6. Save the Results to Excel

# Save cleaned version to Excel file
write_xlsx(clean_articles, "nyt_popular_articles.xlsx")

Once the data was cleaned, I exported it to an Excel file. I chose .xlsx instead of .csv to avoid encoding issues with special characters (e.g., apostrophes and quotation marks) that showed up when exporting to CSV. This method ensured all article titles and abstracts remained readable and intact.

Conclusion

This assignment provided a full-cycle experience of working with a web API from authentication and data acquisition to cleaning, transformation, and exploratory analysis.
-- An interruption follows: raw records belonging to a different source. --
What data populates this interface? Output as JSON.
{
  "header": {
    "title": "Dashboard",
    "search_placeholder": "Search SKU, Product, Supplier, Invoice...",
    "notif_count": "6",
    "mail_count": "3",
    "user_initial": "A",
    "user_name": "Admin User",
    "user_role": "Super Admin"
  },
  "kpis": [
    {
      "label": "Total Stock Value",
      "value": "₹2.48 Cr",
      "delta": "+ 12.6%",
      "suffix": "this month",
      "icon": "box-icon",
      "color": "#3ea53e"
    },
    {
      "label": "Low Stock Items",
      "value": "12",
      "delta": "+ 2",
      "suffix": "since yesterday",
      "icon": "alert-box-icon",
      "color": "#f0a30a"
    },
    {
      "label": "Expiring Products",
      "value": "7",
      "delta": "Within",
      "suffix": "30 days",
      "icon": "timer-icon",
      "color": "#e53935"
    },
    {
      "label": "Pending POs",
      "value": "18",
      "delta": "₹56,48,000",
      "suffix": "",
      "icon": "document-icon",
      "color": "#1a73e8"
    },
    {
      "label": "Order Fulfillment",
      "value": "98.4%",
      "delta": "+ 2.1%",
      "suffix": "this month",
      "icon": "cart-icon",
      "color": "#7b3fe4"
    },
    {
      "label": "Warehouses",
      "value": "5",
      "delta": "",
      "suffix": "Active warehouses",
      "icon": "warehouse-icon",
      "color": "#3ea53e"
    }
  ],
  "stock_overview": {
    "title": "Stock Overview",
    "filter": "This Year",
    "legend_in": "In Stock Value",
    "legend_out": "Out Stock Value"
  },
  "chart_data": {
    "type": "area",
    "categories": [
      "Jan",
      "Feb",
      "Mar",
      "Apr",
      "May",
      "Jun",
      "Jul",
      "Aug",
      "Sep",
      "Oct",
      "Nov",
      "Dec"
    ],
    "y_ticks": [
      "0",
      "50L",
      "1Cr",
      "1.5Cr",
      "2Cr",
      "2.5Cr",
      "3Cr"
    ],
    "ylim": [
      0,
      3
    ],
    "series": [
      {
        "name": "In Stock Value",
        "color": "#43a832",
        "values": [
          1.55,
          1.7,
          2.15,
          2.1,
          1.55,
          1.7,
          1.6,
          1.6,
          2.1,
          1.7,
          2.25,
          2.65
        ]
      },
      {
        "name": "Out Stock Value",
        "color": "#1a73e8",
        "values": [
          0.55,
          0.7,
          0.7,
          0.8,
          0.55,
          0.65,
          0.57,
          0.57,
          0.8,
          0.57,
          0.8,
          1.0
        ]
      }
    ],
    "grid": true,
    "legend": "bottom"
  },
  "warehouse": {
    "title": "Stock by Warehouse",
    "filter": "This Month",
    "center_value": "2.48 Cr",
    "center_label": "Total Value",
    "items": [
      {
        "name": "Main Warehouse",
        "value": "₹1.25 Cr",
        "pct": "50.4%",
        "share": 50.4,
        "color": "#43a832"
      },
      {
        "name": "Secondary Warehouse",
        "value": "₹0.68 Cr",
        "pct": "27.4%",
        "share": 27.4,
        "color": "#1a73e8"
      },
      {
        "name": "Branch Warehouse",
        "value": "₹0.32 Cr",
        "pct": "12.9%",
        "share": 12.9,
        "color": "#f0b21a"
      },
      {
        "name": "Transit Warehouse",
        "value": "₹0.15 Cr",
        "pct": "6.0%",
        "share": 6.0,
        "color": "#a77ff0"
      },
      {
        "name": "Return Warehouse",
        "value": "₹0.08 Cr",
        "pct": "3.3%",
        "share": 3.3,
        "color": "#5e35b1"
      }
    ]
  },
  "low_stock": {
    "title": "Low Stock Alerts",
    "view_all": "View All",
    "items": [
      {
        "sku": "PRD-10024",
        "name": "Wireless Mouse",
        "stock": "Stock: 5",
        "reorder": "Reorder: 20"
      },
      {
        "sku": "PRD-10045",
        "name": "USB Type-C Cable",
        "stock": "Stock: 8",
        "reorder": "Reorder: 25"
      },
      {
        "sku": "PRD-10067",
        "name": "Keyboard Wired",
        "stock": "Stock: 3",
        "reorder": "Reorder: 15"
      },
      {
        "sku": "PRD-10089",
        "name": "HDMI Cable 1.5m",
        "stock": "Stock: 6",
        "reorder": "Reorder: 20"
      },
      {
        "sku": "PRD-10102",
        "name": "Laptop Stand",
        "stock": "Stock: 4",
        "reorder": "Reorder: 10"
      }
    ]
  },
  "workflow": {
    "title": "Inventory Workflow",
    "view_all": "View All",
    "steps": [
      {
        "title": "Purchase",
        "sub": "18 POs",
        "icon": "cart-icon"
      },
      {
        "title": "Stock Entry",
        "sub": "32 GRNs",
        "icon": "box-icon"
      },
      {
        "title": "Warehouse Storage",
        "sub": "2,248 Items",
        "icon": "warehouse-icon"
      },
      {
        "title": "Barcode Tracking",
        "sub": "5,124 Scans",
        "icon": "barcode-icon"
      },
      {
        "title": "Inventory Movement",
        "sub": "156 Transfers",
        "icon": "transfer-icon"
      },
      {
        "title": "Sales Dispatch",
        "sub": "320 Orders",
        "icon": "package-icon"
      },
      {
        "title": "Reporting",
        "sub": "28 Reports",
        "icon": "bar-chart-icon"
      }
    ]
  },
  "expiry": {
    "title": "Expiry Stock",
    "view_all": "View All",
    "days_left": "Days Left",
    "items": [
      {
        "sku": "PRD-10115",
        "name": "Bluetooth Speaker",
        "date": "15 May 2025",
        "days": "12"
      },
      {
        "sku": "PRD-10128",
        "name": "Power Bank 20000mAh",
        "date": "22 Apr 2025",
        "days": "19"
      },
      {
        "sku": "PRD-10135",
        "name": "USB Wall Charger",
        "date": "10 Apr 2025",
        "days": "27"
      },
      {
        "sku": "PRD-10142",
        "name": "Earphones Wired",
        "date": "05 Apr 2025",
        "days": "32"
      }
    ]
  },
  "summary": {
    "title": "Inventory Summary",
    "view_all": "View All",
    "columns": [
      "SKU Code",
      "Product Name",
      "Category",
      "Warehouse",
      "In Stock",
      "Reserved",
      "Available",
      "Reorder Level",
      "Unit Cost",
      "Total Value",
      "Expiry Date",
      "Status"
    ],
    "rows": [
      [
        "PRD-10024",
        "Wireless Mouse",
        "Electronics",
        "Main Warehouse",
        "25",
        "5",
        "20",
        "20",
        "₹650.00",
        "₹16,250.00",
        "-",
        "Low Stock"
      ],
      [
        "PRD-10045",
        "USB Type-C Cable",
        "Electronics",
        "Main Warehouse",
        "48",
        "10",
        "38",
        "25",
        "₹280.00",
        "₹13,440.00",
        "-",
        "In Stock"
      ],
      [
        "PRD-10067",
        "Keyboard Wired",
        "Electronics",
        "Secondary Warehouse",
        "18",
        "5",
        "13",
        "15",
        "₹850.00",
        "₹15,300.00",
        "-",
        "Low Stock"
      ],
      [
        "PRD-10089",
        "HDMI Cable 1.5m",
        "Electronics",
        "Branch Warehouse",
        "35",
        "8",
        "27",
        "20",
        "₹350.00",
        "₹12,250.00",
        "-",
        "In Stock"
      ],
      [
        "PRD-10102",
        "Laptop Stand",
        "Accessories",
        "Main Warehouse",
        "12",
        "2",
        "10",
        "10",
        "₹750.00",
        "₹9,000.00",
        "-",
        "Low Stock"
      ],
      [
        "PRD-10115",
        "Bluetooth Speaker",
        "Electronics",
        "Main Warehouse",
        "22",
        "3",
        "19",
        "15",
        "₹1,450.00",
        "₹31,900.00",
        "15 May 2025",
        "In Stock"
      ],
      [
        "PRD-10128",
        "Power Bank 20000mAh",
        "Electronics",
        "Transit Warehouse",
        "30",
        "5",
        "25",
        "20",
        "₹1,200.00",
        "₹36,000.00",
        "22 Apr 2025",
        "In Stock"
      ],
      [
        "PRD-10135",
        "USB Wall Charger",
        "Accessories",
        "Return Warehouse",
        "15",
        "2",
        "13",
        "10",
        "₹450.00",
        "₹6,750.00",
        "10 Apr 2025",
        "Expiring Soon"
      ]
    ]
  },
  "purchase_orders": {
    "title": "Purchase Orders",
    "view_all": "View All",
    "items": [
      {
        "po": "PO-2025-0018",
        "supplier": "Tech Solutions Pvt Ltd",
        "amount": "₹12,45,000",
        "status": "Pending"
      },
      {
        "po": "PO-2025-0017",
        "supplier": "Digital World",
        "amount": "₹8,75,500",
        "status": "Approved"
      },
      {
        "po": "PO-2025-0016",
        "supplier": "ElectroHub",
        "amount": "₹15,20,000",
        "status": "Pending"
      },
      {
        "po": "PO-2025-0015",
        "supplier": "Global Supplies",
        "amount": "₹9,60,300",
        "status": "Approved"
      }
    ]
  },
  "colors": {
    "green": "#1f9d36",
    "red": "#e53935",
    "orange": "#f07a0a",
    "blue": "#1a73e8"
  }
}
Using the httr2 package, I authenticated my request with a securely stored API key, then retrieved live JSON data from the New York Times Most Popular API.

After parsing the JSON with jsonlite::fromJSON() and flattening the nested structure, I filtered and cleaned the dataset to keep only the most relevant information such as article title, author, section, and abstract. Missing author names were handled with fallback values to ensure readability.

The analysis phase offered insight into publishing patterns and user engagement. I explored how article popularity related to publish date, most frequent authors, word choice in titles, and section categories. Notably, the Opinion section appeared most often, and terms like “Trump” frequently surfaced in popular article titles highlighting trends in what captures readers’ attention.

A small challenge arose with character encoding when exporting to CSV, which was resolved by switching to .xlsx using writexl::write_xlsx().

This project reinforced my ability to work with APIs and transform semi-structured data into actionable insights using R a critical skill for real-world data science applications.